Example of ANN - artificial intelligence:
ANNs look like this:
Notice that the x, w, z and y represent actual valued weights and that every the edges in this graph have weights associated with them (but it was hard to draw them all on). Notice also that more complexes ANNs are surely possible. In specific, several ANNs have multiple hidden layers, with the output from 1 hidden layer forming the input to another hidden layer. ANNs also with no hidden layer - where the input units are linked directly to the output units - are possible. These tend to be too simple to utilize for real world learning problems, but they are helpful to study for descriptive purposes, and we look at the simplest type of neural networks, perceptions, in the next section.
In the vehicle example, it is likely that the images will all be normalized to having the similar number of pixels. Then there can be an input unit for each blue,red and green intensity for each pixel. on the other hand, grayscale images can be used, in which case there needs just to be an input node for each pixel, which takes in the brightness of the pixel. The hidden layer is possible to contain far fewer units (probably between 3 and 10) than the number of input units. The output layer will contain 3 units, one for each of the categories possible (tank, car, bus). Then,
When the pixel data for an given image as the starting values for the input units, through the network ,this information will propagate and the 3 output units will produce a real value. The output unit which produces the largest value is taken as the categorization for the input image.
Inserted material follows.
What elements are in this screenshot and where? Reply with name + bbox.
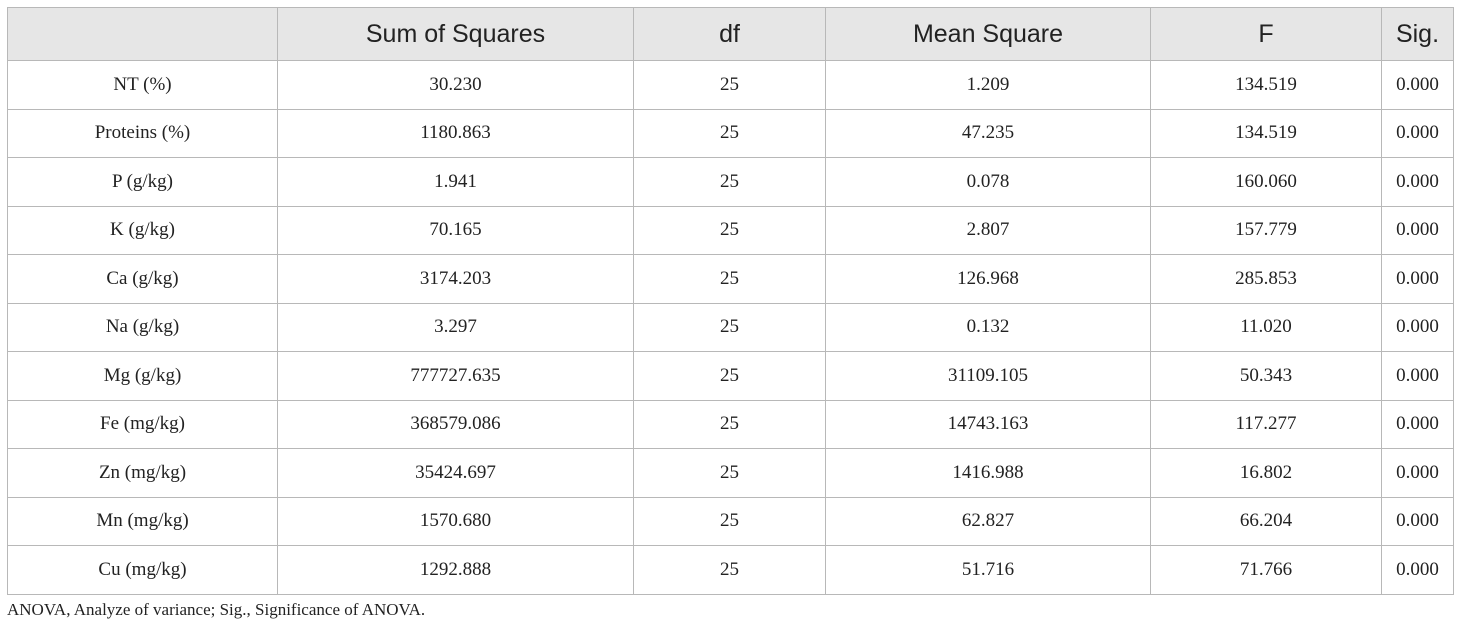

So, for example, when this image is used as input:
Then, if, output unit 2 [bus] produces value, output unit 1 [car] produces value 0.5 0.05 and the output unit 3 [tank] produces value 0.1, then this image has been (Correctly) classified like a car, because the output from the corresponding car output unit is larger than for the other 2. Accurately how the function embedded within a neural network computes the outputs given the inputs is excellent explained by using example networks. In the next section, we look at the simplest networks of all perceptrons, which contain of a set of input units connected to a single output unit.